五十音言霊の歴史①

 言霊について今迄色々説明をして来ました。言霊の学問が世界の屋根といわれる高原地帯が発祥の地だとか、聖(霊知り)の集団が推定八千年前頃この日本に渡って来て、その原理に基づいて日本語を作ったとか…現代人が余り耳にしない事のお話でありました。これまでお読み下さった読者は一様に不審に思われるのではないでしょうか。それは「それ程確信を以って著者が言霊の存在と意義を主張するにしては、日本の社会に余り知れ渡っていないのはどうした訳なのか」の疑問でありましょう。
 それは当然の疑問でしょう。私も、15年程前、初めて言霊の学問に出会った時、日本語の起源である言霊の学問の奥深さと合理的なことに驚くと同時に、その疑問を感じたものでした。
 或る時代に盛んであったものが、時と経過と共に人々から忘れ去られて行く、ということは勿論珍しいことではありません。一世を風靡した習俗や習慣も時代と共に消えてなくなって行くことはざらにあります。けれど私達日本人が数千年の間日常使っている自分たちの言葉の起源となる法則が、唯「コトタマ」という言葉だけ残して世の中から埋もれてしまう事なんてあるのだろうか。それとも国家民族にとって一番大切なもの…その民族の言葉の起源法則が人々の関心を失ってしまうには、何か事情があるのだろうか。私はその当時、そう考えたこともありました。
 小笠原孝次氏の古事記・日本書記の講義は、歴史学・東洋哲学・西洋哲学・宗教学・心理学・言語学・文学等々にわたる広い知識に裏付けられた厳格であると共に明快なものでありました。
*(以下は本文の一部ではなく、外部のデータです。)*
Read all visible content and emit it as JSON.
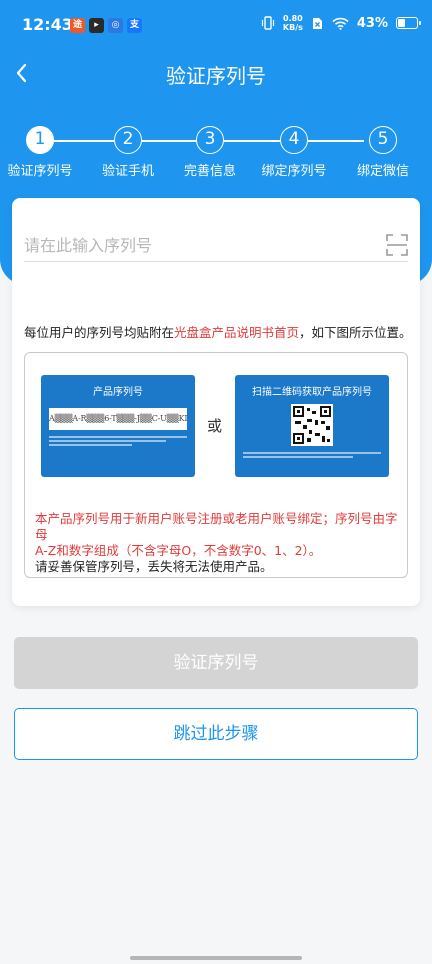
{
  "status_bar": {
    "time": "12:43",
    "net_speed_value": "0.80",
    "net_speed_unit": "KB/s",
    "battery_percent_text": "43%",
    "battery_level": 0.43
  },
  "header": {
    "title": "验证序列号"
  },
  "steps": [
    {
      "number": "1",
      "label": "验证序列号",
      "active": true
    },
    {
      "number": "2",
      "label": "验证手机",
      "active": false
    },
    {
      "number": "3",
      "label": "完善信息",
      "active": false
    },
    {
      "number": "4",
      "label": "绑定序列号",
      "active": false
    },
    {
      "number": "5",
      "label": "绑定微信",
      "active": false
    }
  ],
  "serial_input": {
    "placeholder": "请在此输入序列号",
    "value": ""
  },
  "hint": {
    "prefix": "每位用户的序列号均贴附在",
    "highlight": "光盘盒产品说明书首页",
    "suffix": "，如下图所示位置。"
  },
  "samples": {
    "left_title": "产品序列号",
    "left_serial": "A▒▒▒A-R▒▒▒6-T▒▒▒-J▒▒C-U▒▒KD",
    "right_title": "扫描二维码获取产品序列号",
    "or_text": "或"
  },
  "notice": {
    "red_line1": "本产品序列号用于新用户账号注册或老用户账号绑定；序列号由字母",
    "red_line2": "A-Z和数字组成（不含字母O，不含数字0、1、2）。",
    "dark_line": "请妥善保管序列号，丢失将无法使用产品。"
  },
  "buttons": {
    "verify_label": "验证序列号",
    "skip_label": "跳过此步骤"
  },
  "colors": {
    "primary": "#1e96f0",
    "warning_red": "#e23b3b",
    "disabled_button": "#d4d4d4"
  }
}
 小笠原孝次氏の遺書であります「古事記解義、言霊百神」の一番初めの章を数行御紹介すると以下のようであります。
 天地のはじめの時
 天地は今・此処で絶えず開闢しつつある。古事記が説く「天地のはじめ」とは天文学や生物学や歴史の上の観念で取り扱うところの事物の初めを言っているのではない。古事記神代巻は必ずしも過ぎ去った大昔の事を取り扱っているわけではない。今が、そして此処が、すなわちnow-hereが恒常に天地の初めの時であり場所である。すなわち天地は実際に今、此処で絶えず剖判し開闢しつつある。その今を永遠の今と言う。この事を禅では「一念普観無量劫、無量劫事即如今」(無門関)などと言う。「永劫の相」(スピノザ)とも言う。そしてその場所が常に宇宙の中心である。この今、此処を「中今」(続日本紀)と言う。
 明治生れの師の文章は時に現代人にとって難解なところもありましたが、古事記の神代の巻の最初の文章である「天地の初発の時」を計り知れない程大昔の宇宙の始まりのことではなく、心の宇宙の内部に人間の思考が始まろうとする一瞬の時即ち、「今」なのであることを発見したことは、従来の古事記の解釈に百八十度の転換をもたらす事となりました。
 そこで当然、古事記の神代の巻の文章は、大昔宇宙や太陽や地球が始まった事を言っているのではなく、心の宇宙の内部に人間の思いや考えが始まり、次第に頭の中で練られ、一つのまとまった言葉として現われて来る、人間の心の構造を示している、ということになります。しかもその事情を神話の形式で表しているのです。何故そんな回りくどい神話形式をとって、直接ズバリ心の構造をそのまま書かなかったのでしょうか。そんな事をする必要が何故あったのでしょうか。
「そんな、こんな」を頭に入れながら古事記を読んで行きますと、日本の古代の歴史の経緯やコトタマの歴史、それに古代の私達日本人が到達していた心の知識の奥深さ等々がはっきりと窺い知ることが出来て来ました。